JIS News

Summerfield Boys Home in Chapleton, Clarendon, is the latest beneficiary of the generosity of Children of Jamaica Outreach (COJO) Inc., a non-profit organisation, established to improve the welfare of under-served children in Jamaica and the United States.
COJO recently presented the institution with a commercial printer, a 42 inch flat screen television, clothing, school supplies, balls, a projector, and five computers, among other things.
Founder and Chairman of COJO, Gary Williams said, “We believe that children should be a priority. If you don’t stand for children, you don’t stand for much. Not because they are in an institution they should be forgotten. I believe that once children are given the opportunity, and the resource and the help, they can become productive.”

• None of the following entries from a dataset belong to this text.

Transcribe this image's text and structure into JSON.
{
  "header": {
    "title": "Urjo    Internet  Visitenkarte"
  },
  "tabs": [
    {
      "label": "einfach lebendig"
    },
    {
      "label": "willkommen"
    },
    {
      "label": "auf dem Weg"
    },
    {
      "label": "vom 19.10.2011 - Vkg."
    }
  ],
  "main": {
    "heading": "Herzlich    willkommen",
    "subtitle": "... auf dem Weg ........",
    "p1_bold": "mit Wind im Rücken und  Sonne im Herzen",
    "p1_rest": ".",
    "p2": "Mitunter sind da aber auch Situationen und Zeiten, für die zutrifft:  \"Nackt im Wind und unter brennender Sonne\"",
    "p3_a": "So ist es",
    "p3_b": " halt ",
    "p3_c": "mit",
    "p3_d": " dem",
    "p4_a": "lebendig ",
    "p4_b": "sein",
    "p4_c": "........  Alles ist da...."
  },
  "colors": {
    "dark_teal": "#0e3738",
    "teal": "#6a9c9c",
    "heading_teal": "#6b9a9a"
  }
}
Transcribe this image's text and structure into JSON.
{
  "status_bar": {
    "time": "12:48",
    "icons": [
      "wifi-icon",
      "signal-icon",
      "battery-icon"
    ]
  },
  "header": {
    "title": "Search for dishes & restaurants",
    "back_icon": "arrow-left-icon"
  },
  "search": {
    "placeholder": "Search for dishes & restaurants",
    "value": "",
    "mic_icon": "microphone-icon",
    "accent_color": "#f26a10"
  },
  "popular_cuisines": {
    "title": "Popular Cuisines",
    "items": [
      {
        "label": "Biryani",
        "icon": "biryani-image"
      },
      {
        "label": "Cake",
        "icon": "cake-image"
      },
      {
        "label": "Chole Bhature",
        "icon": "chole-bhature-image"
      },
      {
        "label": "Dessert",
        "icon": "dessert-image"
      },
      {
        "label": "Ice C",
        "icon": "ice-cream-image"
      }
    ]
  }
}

Mr. Williams informed JIS News that while it is good to attend to the material needs a child might have, it is even more important to give of one’s time and talent, as children have an intrinsic need to be nurtured, and to be treated with love and respect, regardless of their circumstances.
“I wish more people in Jamaica saw children as a priority. I think they could do more. They don’t have to give material things, they can cook some food or go into a home, take time off from the job, take some of these children out to dinner, spread a little cheer, take them out to the movies, take them to a football game, take them to the beach. It makes a difference because it shows they care. There’s a need, we need to give back, and the best way to do that is through children,” he stated.
One of the residents, Keneil Delpratt, a student of Edwin Allen High School, said the boys were heartened by the outpouring of love from COJO, and the computers in particular, would be very useful to them.
“I feel very happy for the gifts COJO group brought to the home. The boys, I think they will take good care of them. Before we never have any computer, now we get happy, we can use it on our research, our SBAs (school-based assessment) and so forth. We will use it play game more time when we feel a little boring. We feel very happy that COJO carry the computer,” he commented.
Meanwhile, Acting Manager of the Home, Pauline Munroe, lauded COJO’s efforts to fill some of the existing needs, noting that the computers would be especially valuable to those who are in secondary school.
“This is very good for the boys. The boys will be occupied in a constructive way, learning to be computer literate; and I understand that we’ll be getting internet too, it will assist them in their assignments, in their research and things like that. So they will benefit from it, it’s good. You can see that they are excited,” she informed.
The Summerfield Boys Home was established in 1976 with five boys. Currently, there are 51 residents between the ages of eight and 18, four of whom are mentally challenged. Twenty-three of these boys are presently enrolled in high schools, while three are receiving skills training through the HEART Trust/ NTA.